Все это вспоминалось Богатыреву, скользило в сознании, как цветные картинки со звуком, но он никак не мог сложить их в одно целое и найти потаенный смысл. За трое последних суток, прошедших в суете и муторных хождениях в милицию, в больницу, в морг, он будто отупел, а весь мир сейчас сузился до размеров кузова, посредине которого лежала истертая ковровая дорожка, а на ней стоял гроб.
Богатырев вез хоронить Алексея в родной Первомайск.
Под вечер, когда миновали пост ГАИ на выезде из города и когда новый, еще не разбитый ГАЗ-66, накрытый брезентовым тентом, набрал скорость на трассе, стал накрапывать редкий несмелый дождик. За дальними колками лениво, будто спросонья, рокотнул гром. Притих на короткое время и заворочался снова. По темно-синему небесному склону искристыми трещинами зазмеились молнии.
«Хоть бы гроза шарахнула, — думал Богатырев. — Чтоб земля вздрогнула…» Ему хотелось разрядки и выхода из отупелого состояния, в которое он впал, словно после контузии, все зыбко, неустойчиво и нет никакой крепи.
Следователь в райотделе милиции торопливо глотал чай, курил беспрерывно, то и дело хватал телефон, отвечая на звонки, и одновременно успевал еще втолковывать: факта насильственной смерти нет, вскрытие показало, что Богатырев А. И. умер от острой сердечной недостаточности, пребывания посторонних лиц в квартире не обнаружено, а на оторванной вешалке и на других вещах отпечатки пальцев самого хозяина, следов взлома на дверном замке также не обнаружено. По всем статьям выходит — сердечко не выдержало. Вот и справка имеется от патологоанатома.
Но Богатырев, терпеливо выслушав следователя, не поверил ему. Не верил и сейчас. В последние годы он досыта насмотрелся самых разных смертей, начинал уже привыкать к ним, но эта — смерть Алексея, казалась ему неестественной и дикой.
Молнии по темно-синему пологу змеились все чаще, забираясь в саму серединную высоту. Следом за ними, раскалывая все еще сухой воздух, карабкался гром. Скоро он оглушительно стал лопаться прямо над головой. И, наконец, дождавшись своего мига, упруго встал стеной дождь-проливень. Даже через брезент, найдя щелку, густо прорывались крупные капли.
ГАЗ-66 остановился, до Богатырева донесся голос водителя:
— Николай, гляди, тут черт ногу сломит! Ехать?
Откинув брезент, Богатырев выглянул из кузова. Трасса, которая вела до райцентра Первомайска, была закрыта. Терриконами высились на ней огромные кучи щебенки, неизвестно когда завезенной и, похоже, позабытой. Старый, разбитый асфальт расковыряли, нагромоздили из черных обломков целый бруствер и тоже бросили. Пусто. Одиноко мокнул под дождем дощатый вагончик со спущенными колесами. Справа — объездная проселочная дорога, усеянная непросохшими лужами и закисавшая грязью прямо на глазах.

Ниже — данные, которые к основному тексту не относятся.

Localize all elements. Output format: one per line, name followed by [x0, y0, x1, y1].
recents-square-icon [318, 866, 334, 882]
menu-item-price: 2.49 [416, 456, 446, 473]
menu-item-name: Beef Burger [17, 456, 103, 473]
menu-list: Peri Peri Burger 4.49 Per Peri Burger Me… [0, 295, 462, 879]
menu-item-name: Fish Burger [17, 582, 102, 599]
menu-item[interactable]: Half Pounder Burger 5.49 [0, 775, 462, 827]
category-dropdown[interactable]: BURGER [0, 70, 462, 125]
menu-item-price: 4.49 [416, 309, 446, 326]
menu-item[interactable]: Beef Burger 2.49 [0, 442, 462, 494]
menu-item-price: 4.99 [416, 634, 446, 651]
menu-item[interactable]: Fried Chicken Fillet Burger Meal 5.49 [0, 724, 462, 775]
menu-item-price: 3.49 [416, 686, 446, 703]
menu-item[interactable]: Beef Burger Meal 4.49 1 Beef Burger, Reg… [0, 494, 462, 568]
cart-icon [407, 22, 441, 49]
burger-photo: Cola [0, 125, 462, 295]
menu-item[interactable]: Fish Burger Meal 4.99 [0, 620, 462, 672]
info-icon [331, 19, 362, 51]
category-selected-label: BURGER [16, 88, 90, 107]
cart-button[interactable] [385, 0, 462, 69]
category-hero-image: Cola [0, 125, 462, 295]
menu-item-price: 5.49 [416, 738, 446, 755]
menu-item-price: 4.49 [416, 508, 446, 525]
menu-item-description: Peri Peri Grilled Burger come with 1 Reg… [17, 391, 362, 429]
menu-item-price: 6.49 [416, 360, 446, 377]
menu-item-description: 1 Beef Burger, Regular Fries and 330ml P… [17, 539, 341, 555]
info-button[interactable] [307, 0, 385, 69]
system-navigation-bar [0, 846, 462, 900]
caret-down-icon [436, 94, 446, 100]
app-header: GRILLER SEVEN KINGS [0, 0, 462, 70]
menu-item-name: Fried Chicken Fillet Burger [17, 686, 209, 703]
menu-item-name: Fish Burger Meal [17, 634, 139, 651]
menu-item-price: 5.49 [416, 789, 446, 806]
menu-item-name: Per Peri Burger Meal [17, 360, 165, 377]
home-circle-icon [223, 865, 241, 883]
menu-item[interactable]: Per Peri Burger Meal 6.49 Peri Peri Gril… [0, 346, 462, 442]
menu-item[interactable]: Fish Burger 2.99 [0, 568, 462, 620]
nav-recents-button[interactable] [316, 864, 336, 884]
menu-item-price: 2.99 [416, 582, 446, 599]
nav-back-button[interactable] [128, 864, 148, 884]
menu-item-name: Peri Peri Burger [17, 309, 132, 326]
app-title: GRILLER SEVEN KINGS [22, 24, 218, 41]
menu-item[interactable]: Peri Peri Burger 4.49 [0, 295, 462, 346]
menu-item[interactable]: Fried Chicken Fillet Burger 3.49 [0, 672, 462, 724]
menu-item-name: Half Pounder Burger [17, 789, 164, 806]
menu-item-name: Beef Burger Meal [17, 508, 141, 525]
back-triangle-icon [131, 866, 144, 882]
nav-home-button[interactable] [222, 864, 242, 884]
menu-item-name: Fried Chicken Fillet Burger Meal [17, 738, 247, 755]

— Давай по объездной! — скомандовал Богатырев.
— А сколько до Первомайска осталось?
— Километров десять!
— Тогда терпи! Не успеем проскочить, без трактора не добраться! Автострада, едрит-твою в кочерыжку!
Мотор взревел, и ГАЗ-66, пробивая тупым носом поток дождя, рванулся вперед, по-заячьи петляя между глубоких ухабов и луж.
Тряхнуло раз, другой, гроб потащило сначала вперед, затем к правому борту, к левому, на очередном подскоке он едва не встал на ребро и, если бы не железные застежки, крышка бы соскочила. «Держись, братка, держись!» — Богатырев навалился сверху на гроб, придавливал его к днищу кузова изо всех сил и чувствовал сквозь дерево, как под ним глухо билось охолодевшее тело Алексея, словно просилось выпустить его в этот грохочущий мир, заливаемый небесной водой.